Ryan was my son who did not talk until he was five. I remember doctors telling me, when he was diagnosed with autism, to accept it, deal with it, but there was/is no cure for autism. Without saying it, this was their message: No hope. I would love to have them see Ryan now and dare to tell me those same words. There is always hope!

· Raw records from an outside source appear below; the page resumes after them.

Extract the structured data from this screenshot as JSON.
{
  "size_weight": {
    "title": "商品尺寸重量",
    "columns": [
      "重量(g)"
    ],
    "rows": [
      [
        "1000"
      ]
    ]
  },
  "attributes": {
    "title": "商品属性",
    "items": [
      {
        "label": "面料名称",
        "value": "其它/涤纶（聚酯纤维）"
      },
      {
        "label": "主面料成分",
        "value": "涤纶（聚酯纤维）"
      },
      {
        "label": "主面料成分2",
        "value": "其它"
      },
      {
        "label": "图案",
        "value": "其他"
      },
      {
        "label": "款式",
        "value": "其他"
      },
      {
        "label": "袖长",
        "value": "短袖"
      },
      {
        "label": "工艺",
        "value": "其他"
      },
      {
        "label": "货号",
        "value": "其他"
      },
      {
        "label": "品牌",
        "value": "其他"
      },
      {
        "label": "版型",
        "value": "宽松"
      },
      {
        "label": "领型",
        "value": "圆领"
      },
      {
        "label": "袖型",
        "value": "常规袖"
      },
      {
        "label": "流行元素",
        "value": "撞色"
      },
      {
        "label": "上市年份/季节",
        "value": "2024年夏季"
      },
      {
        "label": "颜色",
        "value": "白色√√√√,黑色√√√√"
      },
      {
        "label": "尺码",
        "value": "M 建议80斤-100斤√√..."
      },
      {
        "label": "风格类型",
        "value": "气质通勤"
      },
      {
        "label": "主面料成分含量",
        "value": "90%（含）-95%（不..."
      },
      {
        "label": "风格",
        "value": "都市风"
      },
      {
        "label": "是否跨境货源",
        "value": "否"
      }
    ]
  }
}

Thursday, February 18, 2010

Autism and Hope: Progress and Recovery

Last Friday night Ryan went to a new social setting, which alone was an amazing feat. The incredible part was Nick encouraging his older brother to "be brave; don't be a coward; you can do it". Nick commented to me as we were walking away from Matt, that maybe he should stay and help Ryan. Nick is the boy who expressed suicidal thoughts two years ago. Nick's confidence and tone were foreign to me. Nick is no longer the little boy who needs my protection. Eight years ago doctors said "autism" and "institutions" and "nothing you can do"... Yes, I'm stubborn. I wasn't going to give up on my boys, but I never dreamed... prayers being answered... Nick's autism was more severe than Ryan's... their courage... their potential...

Of course, there were stressful years before the boys' diagnosis of autism. All the years were anxious, stressful, laborious. There were no guarantees that any therapy or drug would help. After eight years since the diagnosis, definitive progress for both boys is evident. YEA! They still have a hard journey ahead...

Last Friday night was so bittersweet, but I'm loving it!